The African Development Bank (AfDB) has granted US$ 20 million to the Democratic Republic of Congo (DRC) to finance a solar off-grid electrification programme.
An additional financing for solar energy in the Democratic Republic of Congo (DRC). The African Development Bank (AfDB) has just announced its support for the DRC government’s off-grid solar electrification programme, amounting to US$ 20 million. “This innovative project will hopefully demonstrate the viability and interest of the private sector to finance this type of mini-grid, which will lead to a market for mini-grids on the continent. We hope to replicate this model once the pilot project has proven its worth,” said Amadou Hott, AfDB Vice President in charge of Electricity, Energy, Climate Change and Green Growth.
The DR Congo government’s programme will begin with the installation of three of grids in the locality of d’Isiro in Haut-Uele province, in Bumba in Equateur and in Genema in Sud-Ubangi. These installations will have capacities ranging from 3 MW to 10 MW. These solar parks will provide energy to 21,200 households and 2,100 small businesses.
The AfDB’s support for solar energy in the DRC comes after Exim Bank of India invested in the construction of several small solar power plants in this Central African country. These investments should make it possible to start exploiting the DRC’s solar resources.

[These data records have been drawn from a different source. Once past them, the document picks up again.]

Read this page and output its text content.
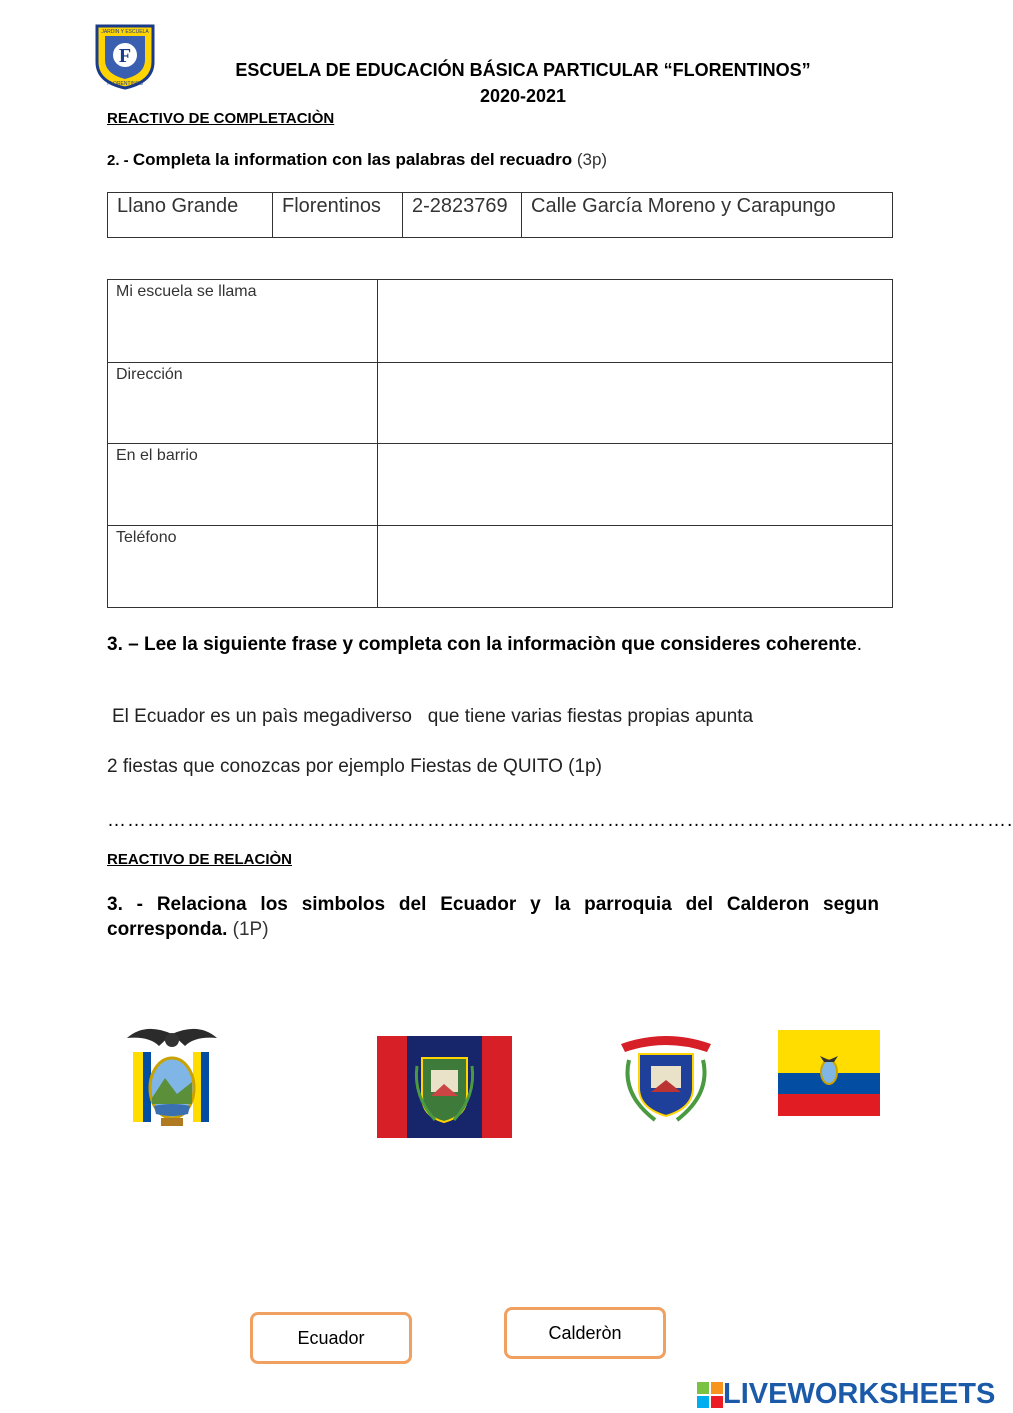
F
JARDIN Y ESCUELA
FLORENTINOS
ESCUELA DE EDUCACIÓN BÁSICA PARTICULAR “FLORENTINOS”
2020-2021
REACTIVO DE COMPLETACIÒN
2. - Completa la information con las palabras del recuadro (3p)
Llano Grande	Florentinos	2-2823769	Calle García Moreno y Carapungo
Mi escuela se llama	
Dirección	
En el barrio	
Teléfono	
3. – Lee la siguiente frase y completa con la informaciòn que consideres coherente.
El Ecuador es un paìs megadiverso   que tiene varias fiestas propias apunta
2 fiestas que conozcas por ejemplo Fiestas de QUITO (1p)
……………………………………………………………………………………………………………………….
REACTIVO DE RELACIÒN
3. - Relaciona los simbolos del Ecuador y la parroquia del Calderon segun corresponda. (1P)
Ecuador	Calderòn
LIVEWORKSHEETS
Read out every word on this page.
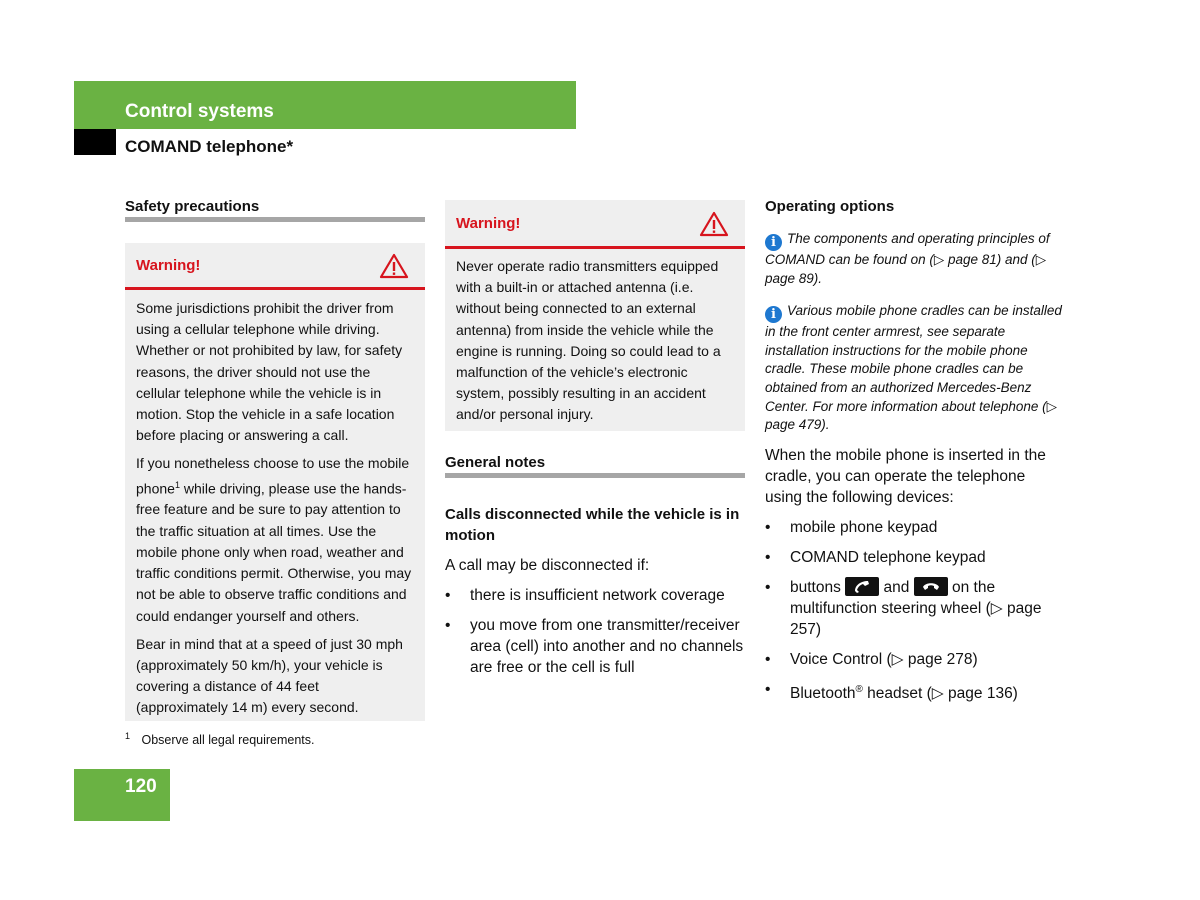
Control systems
COMAND telephone*
Safety precautions
Warning!

Some jurisdictions prohibit the driver from using a cellular telephone while driving. Whether or not prohibited by law, for safety reasons, the driver should not use the cellular telephone while the vehicle is in motion. Stop the vehicle in a safe location before placing or answering a call.

If you nonetheless choose to use the mobile phone$^1$ while driving, please use the hands-free feature and be sure to pay attention to the traffic situation at all times. Use the mobile phone only when road, weather and traffic conditions permit. Otherwise, you may not be able to observe traffic conditions and could endanger yourself and others.

Bear in mind that at a speed of just 30 mph (approximately 50 km/h), your vehicle is covering a distance of 44 feet (approximately 14 m) every second.

$^1$ Observe all legal requirements.
Warning!

Never operate radio transmitters equipped with a built-in or attached antenna (i.e. without being connected to an external antenna) from inside the vehicle while the engine is running. Doing so could lead to a malfunction of the vehicle’s electronic system, possibly resulting in an accident and/or personal injury.

General notes
Calls disconnected while the vehicle is in motion

A call may be disconnected if:

• there is insufficient network coverage
• you move from one transmitter/receiver area (cell) into another and no channels are free or the cell is full
Operating options
i The components and operating principles of COMAND can be found on (▷ page 81) and (▷ page 89).
i Various mobile phone cradles can be installed in the front center armrest, see separate installation instructions for the mobile phone cradle. These mobile phone cradles can be obtained from an authorized Mercedes-Benz Center. For more information about telephone (▷ page 479).

When the mobile phone is inserted in the cradle, you can operate the telephone using the following devices:

• mobile phone keypad
• COMAND telephone keypad
• buttons	and	on the multifunction steering wheel (▷ page 257)
• Voice Control (▷ page 278)
• Bluetooth® headset (▷ page 136)
120
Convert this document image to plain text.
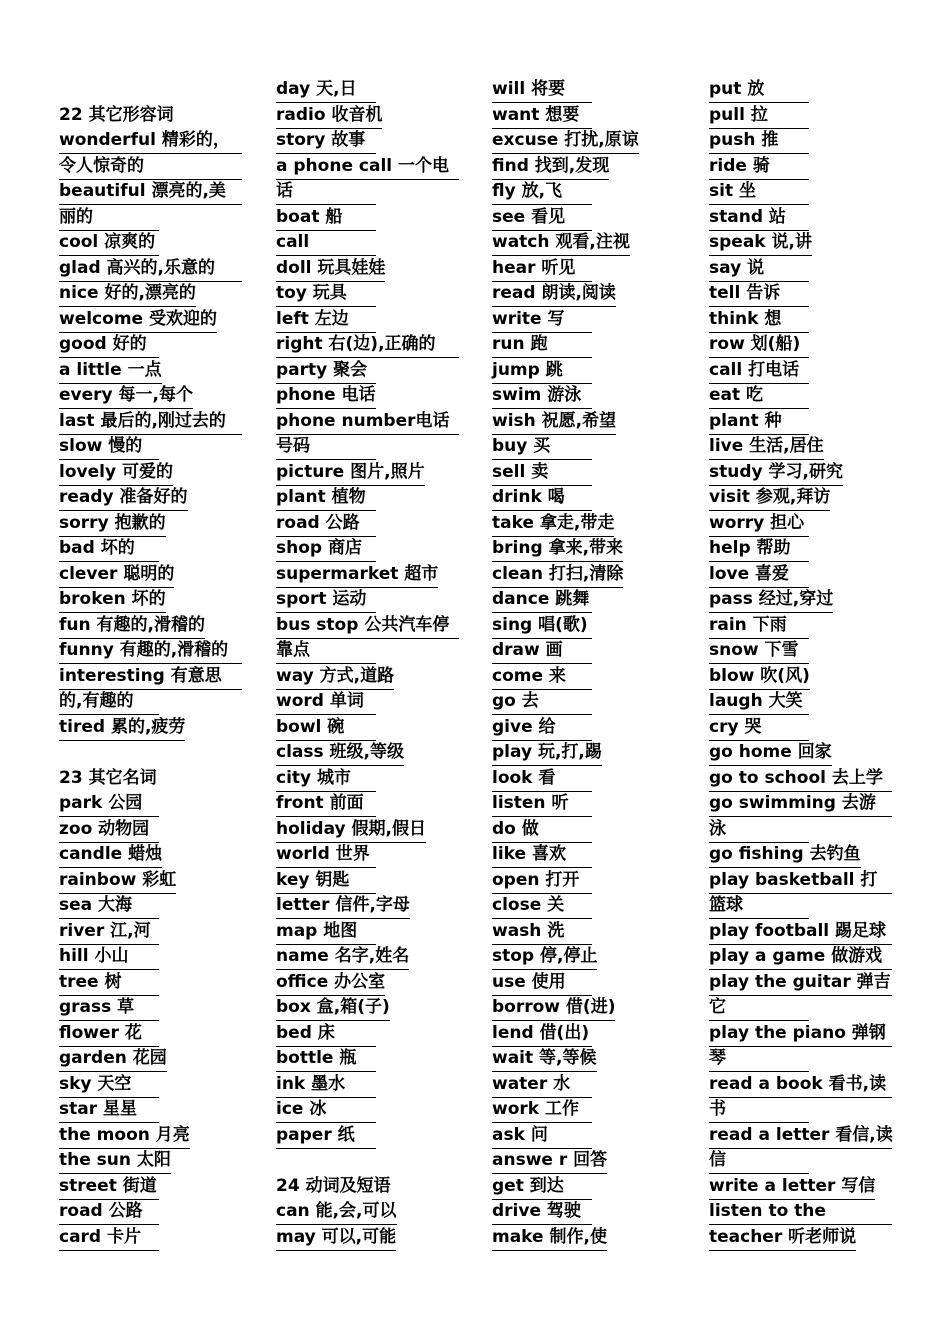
22 其它形容词
wonderful 精彩的，
令人惊奇的
beautiful 漂亮的,美
丽的
cool 凉爽的
glad 高兴的,乐意的
nice 好的,漂亮的
welcome 受欢迎的
good 好的
a little 一点
every 每一,每个
last 最后的,刚过去的
slow 慢的
lovely 可爱的
ready 准备好的
sorry 抱歉的
bad 坏的
clever 聪明的
broken 坏的
fun 有趣的,滑稽的
funny 有趣的,滑稽的
interesting 有意思
的,有趣的
tired 累的,疲劳
23 其它名词
park 公园
zoo 动物园
candle 蜡烛
rainbow 彩虹
sea 大海
river 江,河
hill 小山
tree 树
grass 草
flower 花
garden 花园
sky 天空
star 星星
the moon 月亮
the sun 太阳
street 街道
road 公路
card 卡片
day 天,日
radio 收音机
story 故事
a phone call 一个电
话
boat 船
call
doll 玩具娃娃
toy 玩具
left 左边
right 右(边),正确的
party 聚会
phone 电话
phone number电话
号码
picture 图片,照片
plant 植物
road 公路
shop 商店
supermarket 超市
sport 运动
bus stop 公共汽车停
靠点
way 方式,道路
word 单词
bowl 碗
class 班级,等级
city 城市
front 前面
holiday 假期,假日
world 世界
key 钥匙
letter 信件,字母
map 地图
name 名字,姓名
office 办公室
box 盒,箱(子)
bed 床
bottle 瓶
ink 墨水
ice 冰
paper 纸
24 动词及短语
can 能,会,可以
may 可以,可能
will 将要
want 想要
excuse 打扰,原谅
find 找到,发现
fly 放,飞
see 看见
watch 观看,注视
hear 听见
read 朗读,阅读
write 写
run 跑
jump 跳
swim 游泳
wish 祝愿,希望
buy 买
sell 卖
drink 喝
take 拿走,带走
bring 拿来,带来
clean 打扫,清除
dance 跳舞
sing 唱(歌)
draw 画
come 来
go 去
give 给
play 玩,打,踢
look 看
listen 听
do 做
like 喜欢
open 打开
close 关
wash 洗
stop 停,停止
use 使用
borrow 借(进)
lend 借(出)
wait 等,等候
water 水
work 工作
ask 问
answe r 回答
get 到达
drive 驾驶
make 制作,使
put 放
pull 拉
push 推
ride 骑
sit 坐
stand 站
speak 说,讲
say 说
tell 告诉
think 想
row 划(船)
call 打电话
eat 吃
plant 种
live 生活,居住
study 学习,研究
visit 参观,拜访
worry 担心
help 帮助
love 喜爱
pass 经过,穿过
rain 下雨
snow 下雪
blow 吹(风)
laugh 大笑
cry 哭
go home 回家
go to school 去上学
go swimming 去游
泳
go fishing 去钓鱼
play basketball 打
篮球
play football 踢足球
play a game 做游戏
play the guitar 弹吉
它
play the piano 弹钢
琴
read a book 看书,读
书
read a letter 看信,读
信
write a letter 写信
listen to the
teacher 听老师说
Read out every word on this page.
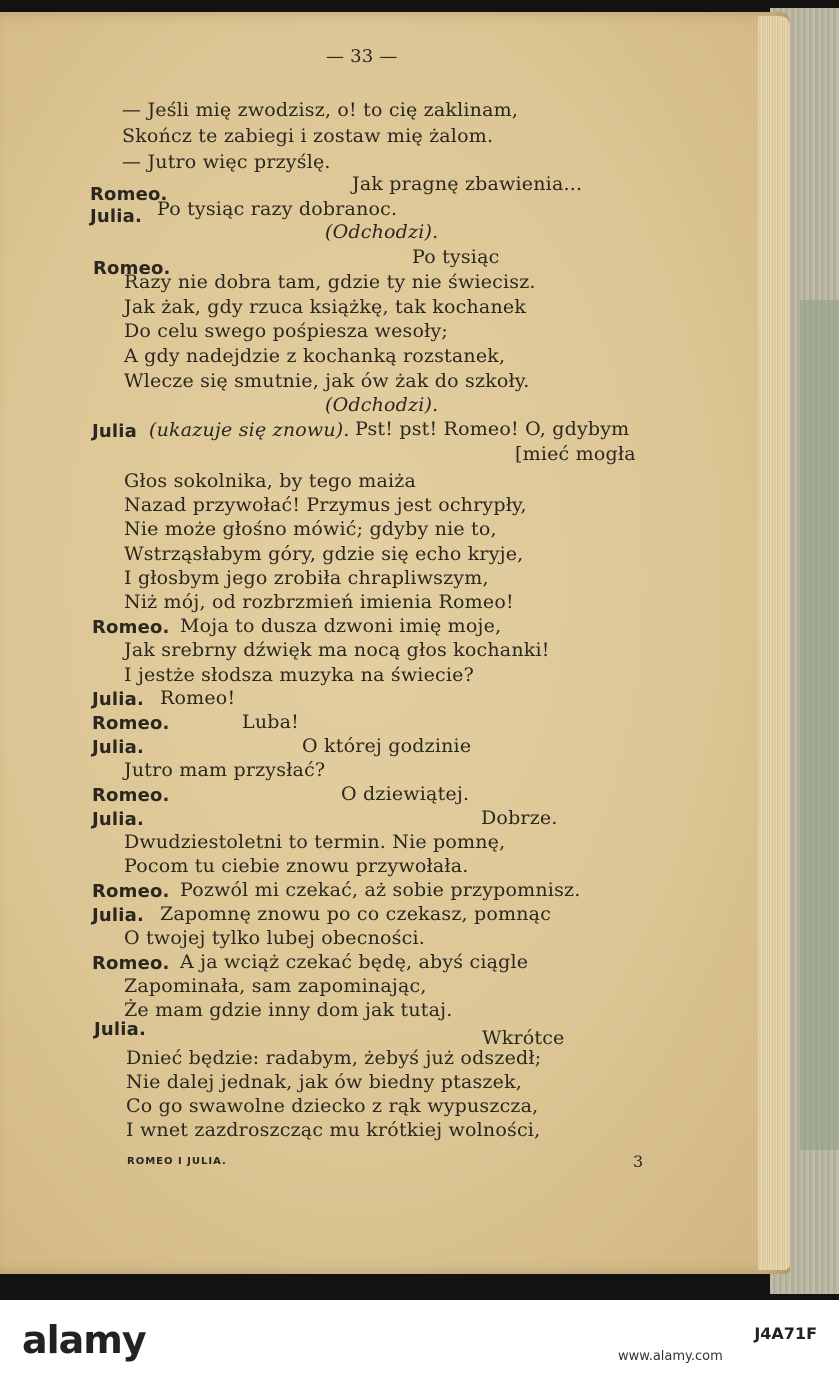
— 33 —
— Jeśli mię zwodzisz, o! to cię zaklinam,
Skończ te zabiegi i zostaw mię żalom.
— Jutro więc przyślę.
Jak pragnę zbawienia...
Romeo.
Julia. Po tysiąc razy dobranoc.
(Odchodzi).
Po tysiąc
Romeo.
Razy nie dobra tam, gdzie ty nie świecisz.
Jak żak, gdy rzuca książkę, tak kochanek
Do celu swego pośpiesza wesoły;
A gdy nadejdzie z kochanką rozstanek,
Wlecze się smutnie, jak ów żak do szkoły.
(Odchodzi).
Julia (ukazuje się znowu). Pst! pst! Romeo! O, gdybym
[mieć mogła
Głos sokolnika, by tego maiża
Nazad przywołać! Przymus jest ochrypły,
Nie może głośno mówić; gdyby nie to,
Wstrząsłabym góry, gdzie się echo kryje,
I głosbym jego zrobiła chrapliwszym,
Niż mój, od rozbrzmień imienia Romeo!
Romeo. Moja to dusza dzwoni imię moje,
Jak srebrny dźwięk ma nocą głos kochanki!
I jestże słodsza muzyka na świecie?
Julia. Romeo!
Romeo.	Luba!
Julia.	O której godzinie
Jutro mam przysłać?
Romeo.	O dziewiątej.
Julia.	Dobrze.
Dwudziestoletni to termin. Nie pomnę,
Pocom tu ciebie znowu przywołała.
Romeo. Pozwól mi czekać, aż sobie przypomnisz.
Julia. Zapomnę znowu po co czekasz, pomnąc
O twojej tylko lubej obecności.
Romeo. A ja wciąż czekać będę, abyś ciągle
Zapominała, sam zapominając,
Że mam gdzie inny dom jak tutaj.
Julia.	Wkrótce
Dnieć będzie: radabym, żebyś już odszedł;
Nie dalej jednak, jak ów biedny ptaszek,
Co go swawolne dziecko z rąk wypuszcza,
I wnet zazdroszcząc mu krótkiej wolności,
ROMEO I JULIA.	3
alamy	J4A71F
www.alamy.com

A potential that is still under-exploited
The three solar power plants and off-grid projects mark the beginning of the exploitation of the solar potential of the second-largest country on the African continent. At the moment, there are very few such installations in the DRC, except for solar home kits distributed by companies such as the British Bboxx. According to the National Energy Commission (CNE), even if the country is below the solar belt, the minimum value for electrification by photovoltaic system is 1 KWh/m2, which means that the DRC has enormous untapped solar energy potential.
Nevertheless, according to the authorities and some international organisations, solar energy will be better taken into account in the DRC’s energy mix in the future. In fact, the Congolese government and the International Solar Alliance (ISA) plan to electrify 1,000 villages each year from off-grid systems. In each provincial capital, these partners plan to build a solar power plant connected to the national grid.
The government also plans to use solar home kits to provide electricity to 1 million households in 145 localities in the DRC. In June 2018, an agreement was reached between Bboxx and the Congolese government to distribute 400,000 solar kits in villages by 2020. Solar energy will also be integrated into drinking water with a project to install 1000 solar pumps in remote areas of the DRC.